The United Arab Emirates is set to become the first Arab Gulf country to generate electricity from coal. As governments increasingly turn to cleaner fuels and the price of renewable energy falls, it may also be the last.
Dubai is starting up the $3.4 billion Hassyan coal plant, with capacity being increased from an initial 600 mega watts to 2,400 by 2023. Japan’s Jera Co. will supply coal under a long-term agreement with Acwa Power of Saudi Arabia, which is developing the plant.
Coal is typically the dirtiest fuel for power generation. Yet Hassyan’s standards for pollution will be based on guidelines for natural-gas plants, according to Acwa. If met, that would mean Hassyan emits less carbon than the European Union and the World Bank’s International Finance Corp. typically advise for coal plants.
Still, other countries in the region have abandoned plans for coal power. Oman launched a tender for a coal project at Duqm in 2018, but it was later shelved.
Most of the electricity stations in Dubai, the Middle East’s main business and financial hub, run on gas.

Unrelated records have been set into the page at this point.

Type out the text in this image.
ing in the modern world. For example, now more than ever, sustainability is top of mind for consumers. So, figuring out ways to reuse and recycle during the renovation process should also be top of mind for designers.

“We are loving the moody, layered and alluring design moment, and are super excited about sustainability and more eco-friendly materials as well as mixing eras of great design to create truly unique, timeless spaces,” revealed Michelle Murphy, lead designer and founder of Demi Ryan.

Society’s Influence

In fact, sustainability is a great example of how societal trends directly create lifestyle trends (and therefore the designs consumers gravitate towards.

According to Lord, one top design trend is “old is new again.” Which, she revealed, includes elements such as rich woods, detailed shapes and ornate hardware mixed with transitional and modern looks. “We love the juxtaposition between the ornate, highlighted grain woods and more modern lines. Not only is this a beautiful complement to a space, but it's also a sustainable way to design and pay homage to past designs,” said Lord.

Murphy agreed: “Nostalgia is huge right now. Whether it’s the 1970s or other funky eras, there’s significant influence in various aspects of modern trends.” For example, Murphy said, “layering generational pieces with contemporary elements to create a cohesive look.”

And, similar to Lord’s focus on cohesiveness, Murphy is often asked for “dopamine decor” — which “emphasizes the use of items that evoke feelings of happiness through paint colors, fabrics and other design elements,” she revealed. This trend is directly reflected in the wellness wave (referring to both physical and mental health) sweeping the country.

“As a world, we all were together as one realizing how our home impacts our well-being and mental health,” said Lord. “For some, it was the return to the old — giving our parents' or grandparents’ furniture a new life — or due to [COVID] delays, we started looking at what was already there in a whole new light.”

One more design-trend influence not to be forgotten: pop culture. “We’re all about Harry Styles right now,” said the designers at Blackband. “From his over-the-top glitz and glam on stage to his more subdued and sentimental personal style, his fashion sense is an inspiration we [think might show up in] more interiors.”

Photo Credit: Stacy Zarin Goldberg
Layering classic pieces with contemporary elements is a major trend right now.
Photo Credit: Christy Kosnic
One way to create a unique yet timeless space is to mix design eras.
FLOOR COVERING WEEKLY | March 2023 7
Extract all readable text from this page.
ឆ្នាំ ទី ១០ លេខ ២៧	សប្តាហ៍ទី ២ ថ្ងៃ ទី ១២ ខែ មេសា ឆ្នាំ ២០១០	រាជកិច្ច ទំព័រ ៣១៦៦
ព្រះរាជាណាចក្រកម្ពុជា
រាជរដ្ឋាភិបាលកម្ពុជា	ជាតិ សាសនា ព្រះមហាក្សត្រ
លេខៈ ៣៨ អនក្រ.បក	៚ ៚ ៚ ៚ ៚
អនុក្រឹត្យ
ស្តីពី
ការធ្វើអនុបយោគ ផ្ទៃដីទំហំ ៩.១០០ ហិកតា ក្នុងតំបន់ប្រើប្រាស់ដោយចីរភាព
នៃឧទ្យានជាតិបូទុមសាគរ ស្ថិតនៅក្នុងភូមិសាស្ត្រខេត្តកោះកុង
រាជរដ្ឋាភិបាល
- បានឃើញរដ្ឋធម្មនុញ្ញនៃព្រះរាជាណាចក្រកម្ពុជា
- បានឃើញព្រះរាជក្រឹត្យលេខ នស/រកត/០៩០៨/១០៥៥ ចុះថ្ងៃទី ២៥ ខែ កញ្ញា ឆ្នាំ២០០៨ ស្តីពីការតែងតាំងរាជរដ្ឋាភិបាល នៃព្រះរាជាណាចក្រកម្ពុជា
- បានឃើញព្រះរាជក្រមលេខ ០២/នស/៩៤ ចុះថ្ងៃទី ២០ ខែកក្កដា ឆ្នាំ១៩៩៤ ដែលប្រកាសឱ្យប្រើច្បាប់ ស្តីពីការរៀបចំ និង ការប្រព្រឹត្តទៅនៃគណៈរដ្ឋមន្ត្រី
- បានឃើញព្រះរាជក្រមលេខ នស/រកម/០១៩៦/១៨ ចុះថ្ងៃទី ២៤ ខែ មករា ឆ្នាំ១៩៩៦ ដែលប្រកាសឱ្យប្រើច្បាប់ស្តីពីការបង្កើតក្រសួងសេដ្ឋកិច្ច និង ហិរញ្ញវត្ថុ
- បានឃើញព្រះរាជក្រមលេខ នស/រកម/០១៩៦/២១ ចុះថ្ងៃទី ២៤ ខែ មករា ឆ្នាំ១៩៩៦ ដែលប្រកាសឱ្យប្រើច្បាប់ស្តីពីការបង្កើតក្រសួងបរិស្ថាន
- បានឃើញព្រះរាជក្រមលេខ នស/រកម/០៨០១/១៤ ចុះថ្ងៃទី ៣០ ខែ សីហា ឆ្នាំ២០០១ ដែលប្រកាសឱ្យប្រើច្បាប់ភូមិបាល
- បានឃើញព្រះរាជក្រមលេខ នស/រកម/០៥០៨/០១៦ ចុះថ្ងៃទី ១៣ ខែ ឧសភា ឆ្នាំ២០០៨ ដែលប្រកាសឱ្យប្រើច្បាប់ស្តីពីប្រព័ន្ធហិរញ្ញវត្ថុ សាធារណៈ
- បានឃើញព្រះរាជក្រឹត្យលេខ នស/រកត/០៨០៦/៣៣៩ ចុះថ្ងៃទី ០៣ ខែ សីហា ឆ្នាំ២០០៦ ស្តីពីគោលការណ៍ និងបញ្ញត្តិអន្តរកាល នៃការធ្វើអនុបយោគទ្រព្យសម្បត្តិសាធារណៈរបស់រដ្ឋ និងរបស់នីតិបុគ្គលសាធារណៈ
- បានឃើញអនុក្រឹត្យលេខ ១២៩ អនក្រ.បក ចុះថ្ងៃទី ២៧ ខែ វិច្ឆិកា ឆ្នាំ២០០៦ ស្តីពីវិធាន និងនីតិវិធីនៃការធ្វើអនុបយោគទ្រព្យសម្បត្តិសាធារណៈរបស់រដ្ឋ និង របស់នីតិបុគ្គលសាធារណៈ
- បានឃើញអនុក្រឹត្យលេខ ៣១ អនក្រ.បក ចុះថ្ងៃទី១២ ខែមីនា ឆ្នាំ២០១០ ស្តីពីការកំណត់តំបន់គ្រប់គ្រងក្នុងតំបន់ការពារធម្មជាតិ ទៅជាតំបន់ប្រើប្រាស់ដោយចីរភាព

The International Energy Agency, which advises the world’s richest economies on energy policy, said Hassyan will provide 20% of Dubai’s power when fully operational and “greatly reduce electricity costs for locals.”
State-owned Dubai Electricity & Water Authority signed an agreement with Acwa more than four years ago to buy electricity from Hassyan for less than 5 cents per kilowatt-hour. Then, the price was much cheaper than the power from solar farms in the emirate.
That’s no longer the case, thanks to technological advances. Dewa recently agreed to buy electricity from the Mohammed Bin Rashid Al Maktoum Solar Park for just 1.69 cents per kWh.